The reason I find this debate so interesting, is because it instantiates a dualism that persists today. On the one hand, it seems increasingly clear that FOX news and other right wing venues deploy sensory experience – so called “common sense” – in efforts to politicize events – and to manipulate perception of those events – in a way that is deleterious to the left. The “foreign” sound of the name Obama leads to facile claims about citizenship, the sight of Hispanic protestors waving Mexican flags are used to evoke unease over immigrant loyalties and potential terrorist ties, the fear and anxieties over economic distress are easily transformed into fears of socialism. Unfortunately, these efforts are resulting in increasing extremism and blatantly irrational behavior.
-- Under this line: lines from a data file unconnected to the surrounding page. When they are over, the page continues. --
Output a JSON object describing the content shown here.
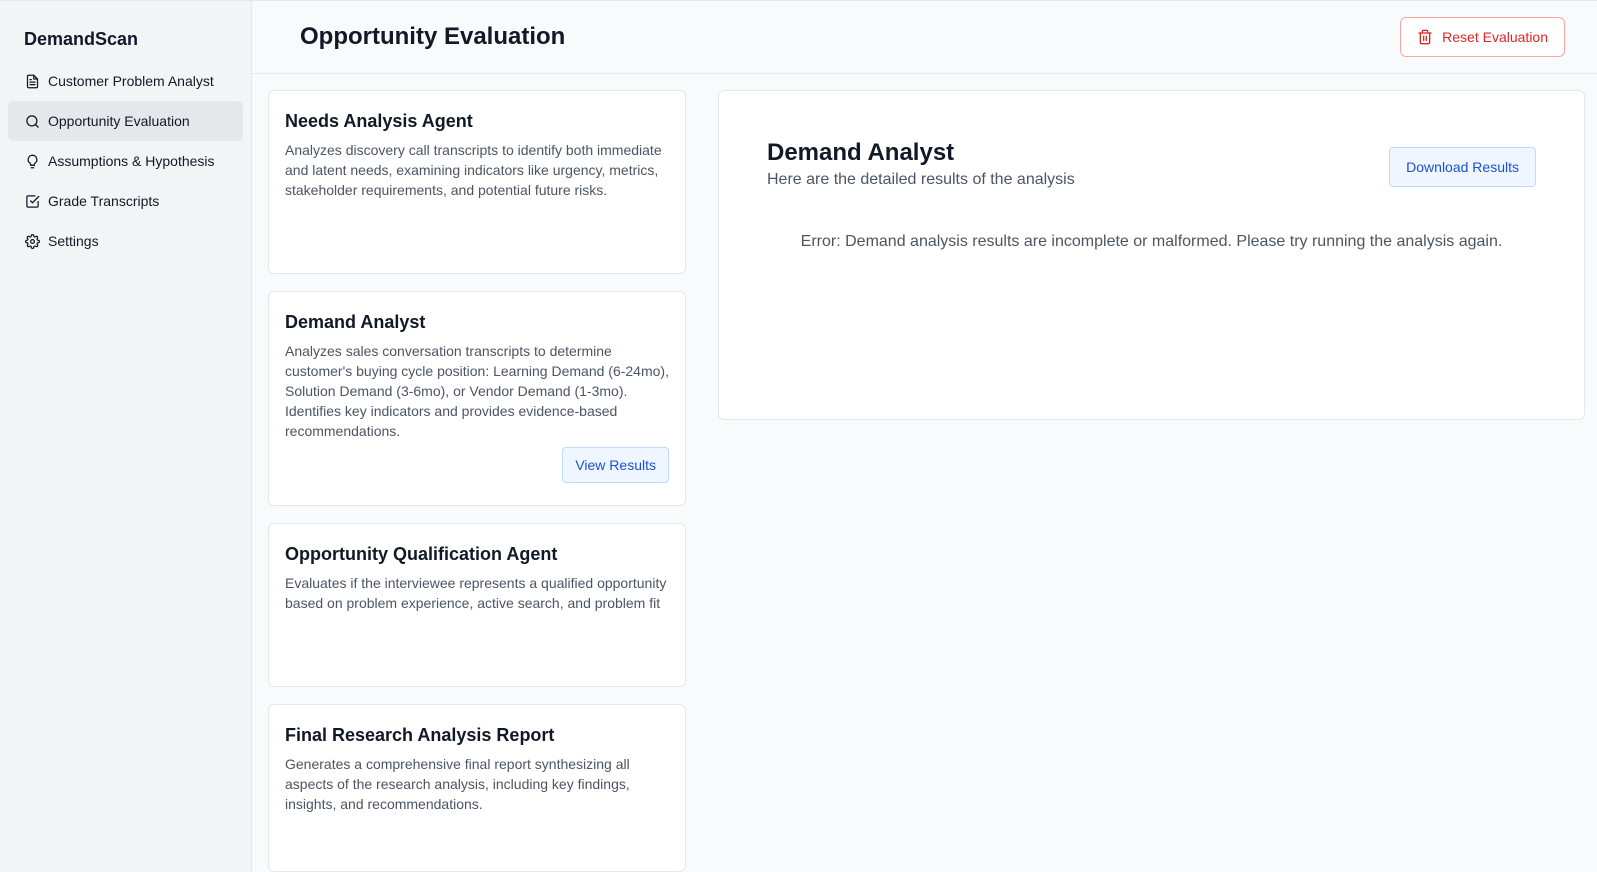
{
  "sidebar": {
    "brand": "DemandScan",
    "items": [
      {
        "label": "Customer Problem Analyst",
        "icon": "document-icon"
      },
      {
        "label": "Opportunity Evaluation",
        "icon": "search-icon"
      },
      {
        "label": "Assumptions & Hypothesis",
        "icon": "lightbulb-icon"
      },
      {
        "label": "Grade Transcripts",
        "icon": "checkbox-icon"
      },
      {
        "label": "Settings",
        "icon": "gear-icon"
      }
    ],
    "active_index": 1
  },
  "header": {
    "title": "Opportunity Evaluation",
    "reset_label": "Reset Evaluation"
  },
  "agents": [
    {
      "title": "Needs Analysis Agent",
      "description": "Analyzes discovery call transcripts to identify both immediate and latent needs, examining indicators like urgency, metrics, stakeholder requirements, and potential future risks."
    },
    {
      "title": "Demand Analyst",
      "description": "Analyzes sales conversation transcripts to determine customer's buying cycle position: Learning Demand (6-24mo), Solution Demand (3-6mo), or Vendor Demand (1-3mo). Identifies key indicators and provides evidence-based recommendations.",
      "action_label": "View Results"
    },
    {
      "title": "Opportunity Qualification Agent",
      "description": "Evaluates if the interviewee represents a qualified opportunity based on problem experience, active search, and problem fit"
    },
    {
      "title": "Final Research Analysis Report",
      "description": "Generates a comprehensive final report synthesizing all aspects of the research analysis, including key findings, insights, and recommendations."
    }
  ],
  "results": {
    "title": "Demand Analyst",
    "subtitle": "Here are the detailed results of the analysis",
    "download_label": "Download Results",
    "error": "Error: Demand analysis results are incomplete or malformed. Please try running the analysis again."
  },
  "colors": {
    "danger": "#dc2626",
    "primary": "#1d4ed8",
    "primary_bg": "#eff6ff"
  }
}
[See, for instance, this article] http://www.nytimes.com/2009/06/14/opinion/14rich.html?_r=1&em

On the other hand, however, the Platonic response is to elevate expert rule – the Philosopher King who alone has access to the world of Goodness and Truth – to an almost tyrannical position. The sheer idiocy of the opposing claims makes us want to scream out, “NO DAMMIT! Obama is a patriotic US citizen, the vast majority of immigrants are simply seeking opportunity for themselves and their families, and stabilizing the economy demands some government intervention.” And we aren’t wrong. The problem is that our opponents are just as certain that they have the truth as we are. Though there is a qualitative difference between their truths and ours, it is dangerous to assume that we have the objective Truth, and, were the country only ruled by us enlightened few, we would all be better off.
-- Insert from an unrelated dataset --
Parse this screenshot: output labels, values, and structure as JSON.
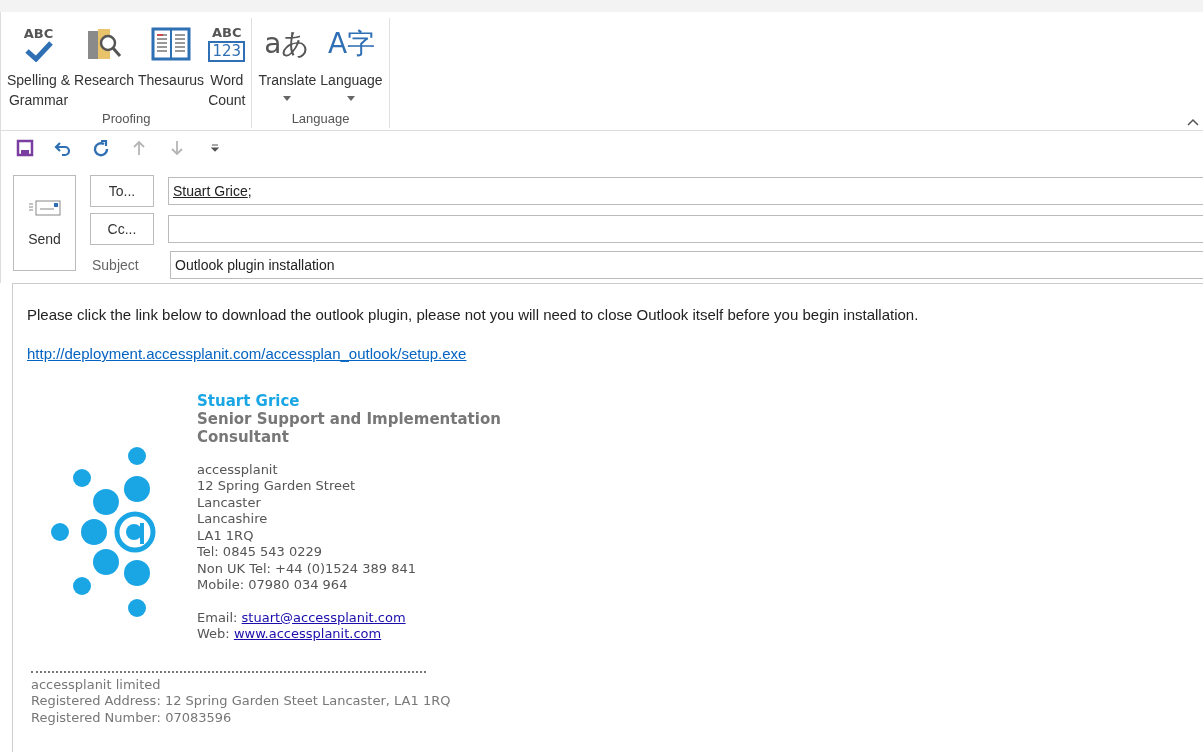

Both of our truths, it seems to me, are mediated by perceptions of “democracy,” political community, and justice. Resorting to Platonism – or, for that matter, its modern “empirical” counterpart, “science – is appealing because it gives us some solid ground beneath our feet (some privileged space on which to stand and proclaim our path of vision unique), but it’s arrogant, apolitical, and – above all – impractical. Both FOX on the right and MSNBC on the left have adopted the rhetorical tactics of the sophists, while proclaiming – in perfectly Platonic manners – that their Truth is objective (“Fair and Balanced”). Theoretically, I think that Foucault and Deleuze offer some tools that could point towards “another way,” but practically, the left has yet to formulate an adequate response. There seem to me to be two strategies that are making headway. The first, ironically, is found on the BBC and other outlets that make the attempt to be “objective (and in doing so serve to caricature stations like FOX). The second, is achieved through satire - Comedy Central/SNL and other efforts to reveal the absurdity of contemporary sophist/Platonists.

Monday, April 13, 2009

The new tea party revolutionaries...

I find it interesting that, after the last election cycle, conservative arguments have been marginalized and they are effectively now in the HETERODOXY, we are also hearing much in the media now from "revolutionary," "tea-bagging," right-wing conservatives hailing incendiary remarks. And because the whole constellation of positions taken in what used to be under the umbrella of the right wing political camp has been disbanded and is in disarray, more and more of these political postures are becoming super-radical, anti-government, anti-establishment, anti-America, and anti-democratic. One can find bible-thumping anti-evolution Christians screaming "burn the books," libertarian party actives, constitution party actives, and conspiracy theorists warning about a "communist infiltration," and FOX News all coming together at these "tea parties."

Conservative right-wingers are now HETERODOX, and anti-establishment revolutionaries.
Bible-pushing Christians are now HETERODOX, and anti-establishment revolutionaries.
Free-market capitalism ideologues are now HETERODOX, and anti-establishment revolutionaries.